JOHN FOXE (1516–1587), the martyrologist, was born at Boston, Lincolnshire, and was educated at Oxford, where he became a fellow of Magdalen College but resigned his fellowship in 1545, being unwilling to conform to the statutes in religious matters. In 1554 he retired to the Continent, and issued at Strasburg his Commentarii (the earliest draft of his Actes and Monuments).

From 1555 to 1559 he was employed at Basle as readcer of the press by Oporinus (Herbst), who published Foxe’s verse drama Christus Triumphans in 1556, his appeal to the English nobility on toleration in 1557, and the first issue of his Rerum in ecclesia gestarum…commentarii in 1559.
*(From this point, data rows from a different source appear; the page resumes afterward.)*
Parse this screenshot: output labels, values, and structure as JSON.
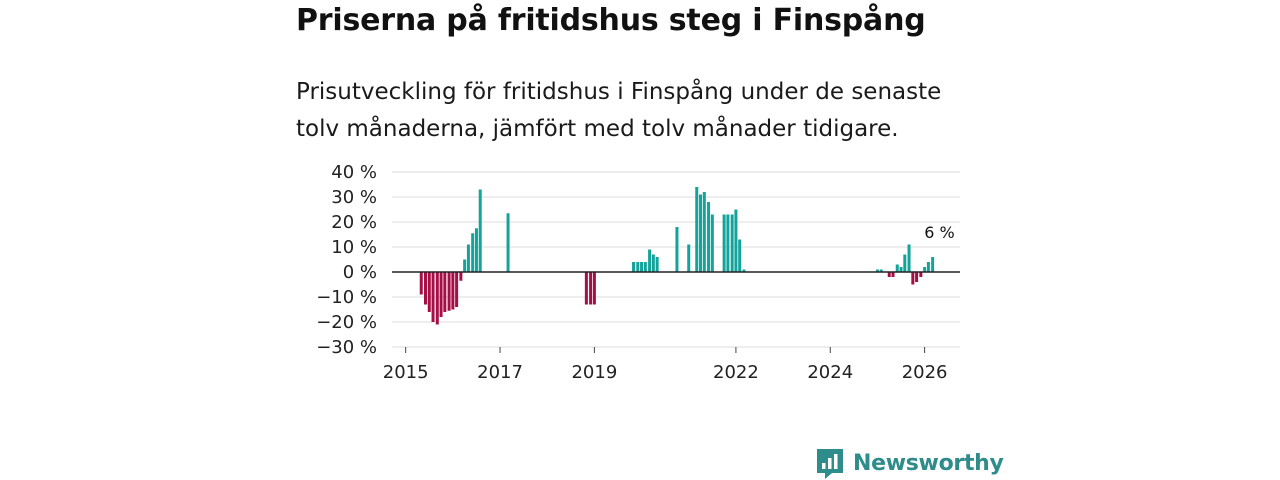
{
  "header": {
    "title": "Priserna på fritidshus steg i Finspång",
    "subtitle": "Prisutveckling för fritidshus i Finspång under de senaste tolv månaderna, jämfört med tolv månader tidigare."
  },
  "brand": {
    "name": "Newsworthy"
  },
  "colors": {
    "positive": "#14a39a",
    "negative": "#a50f45",
    "grid": "#dddddd",
    "zero": "#222222",
    "brand": "#2e8c8b"
  },
  "chart_data": {
    "type": "bar",
    "title": "Priserna på fritidshus steg i Finspång",
    "xlabel": "",
    "ylabel": "",
    "ylim": [
      -30,
      40
    ],
    "xlim": [
      2014.71,
      2026.75
    ],
    "yticks": [
      40,
      30,
      20,
      10,
      0,
      -10,
      -20,
      -30
    ],
    "ytick_labels": [
      "40 %",
      "30 %",
      "20 %",
      "10 %",
      "0 %",
      "−10 %",
      "−20 %",
      "−30 %"
    ],
    "xticks": [
      2015,
      2017,
      2019,
      2022,
      2024,
      2026
    ],
    "xtick_labels": [
      "2015",
      "2017",
      "2019",
      "2022",
      "2024",
      "2026"
    ],
    "annotation": {
      "text": "6 %",
      "x": 2026.12,
      "y": 6
    },
    "series": [
      {
        "name": "Prisutveckling",
        "x": [
          2015.33,
          2015.42,
          2015.5,
          2015.58,
          2015.67,
          2015.75,
          2015.83,
          2015.92,
          2016.0,
          2016.08,
          2016.17,
          2016.25,
          2016.33,
          2016.42,
          2016.5,
          2016.58,
          2016.67,
          2017.17,
          2018.83,
          2018.92,
          2019.0,
          2019.83,
          2019.92,
          2020.0,
          2020.08,
          2020.17,
          2020.25,
          2020.33,
          2020.42,
          2020.75,
          2021.0,
          2021.17,
          2021.25,
          2021.33,
          2021.42,
          2021.5,
          2021.58,
          2021.75,
          2021.83,
          2021.92,
          2022.0,
          2022.08,
          2022.17,
          2022.25,
          2025.0,
          2025.08,
          2025.25,
          2025.33,
          2025.42,
          2025.5,
          2025.58,
          2025.67,
          2025.75,
          2025.83,
          2025.92,
          2026.0,
          2026.08,
          2026.17
        ],
        "values": [
          -9,
          -13,
          -16,
          -20,
          -21,
          -18,
          -16,
          -15.5,
          -15,
          -14,
          -3.5,
          5,
          11,
          15.5,
          17.5,
          33,
          0,
          23.5,
          -13,
          -13,
          -13,
          4,
          4,
          4,
          4,
          9,
          7,
          6,
          0,
          18,
          11,
          34,
          31,
          32,
          28,
          23,
          0,
          23,
          23,
          23,
          25,
          13,
          1,
          0,
          1,
          1,
          -2,
          -2,
          3,
          2,
          7,
          11,
          -5,
          -4,
          -2,
          2,
          4,
          6
        ]
      }
    ]
  }
}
On his return to England he was ordained priest by Grindal in 1560, and in 1564 he joined John Day, the printer, who in 1563 had issued the English version of the Rerum in ecclesia gestarum…commentarii as Actes and Monuments, popularly known as the Book of Martyrs. He became a canon of Salisbury in 1563, but objected to the use of the surplice and to contributing to the repairs of the cathedral. He preached at Paul’s Cross a famous sermon, ‘Of Christ Crucified’, in 1570. His edition of the canon laws Reformatio Legum appeared in 1571.

He was buried in St. Giles’ Church, Cripplegate. Four editions of the Actes and Monuments (1563, 1570, 1576, and 1583) appeared in the author’s lifetime; of the posthumous issues, that of 1641 contains a memoir of Foxe, attributed to his son.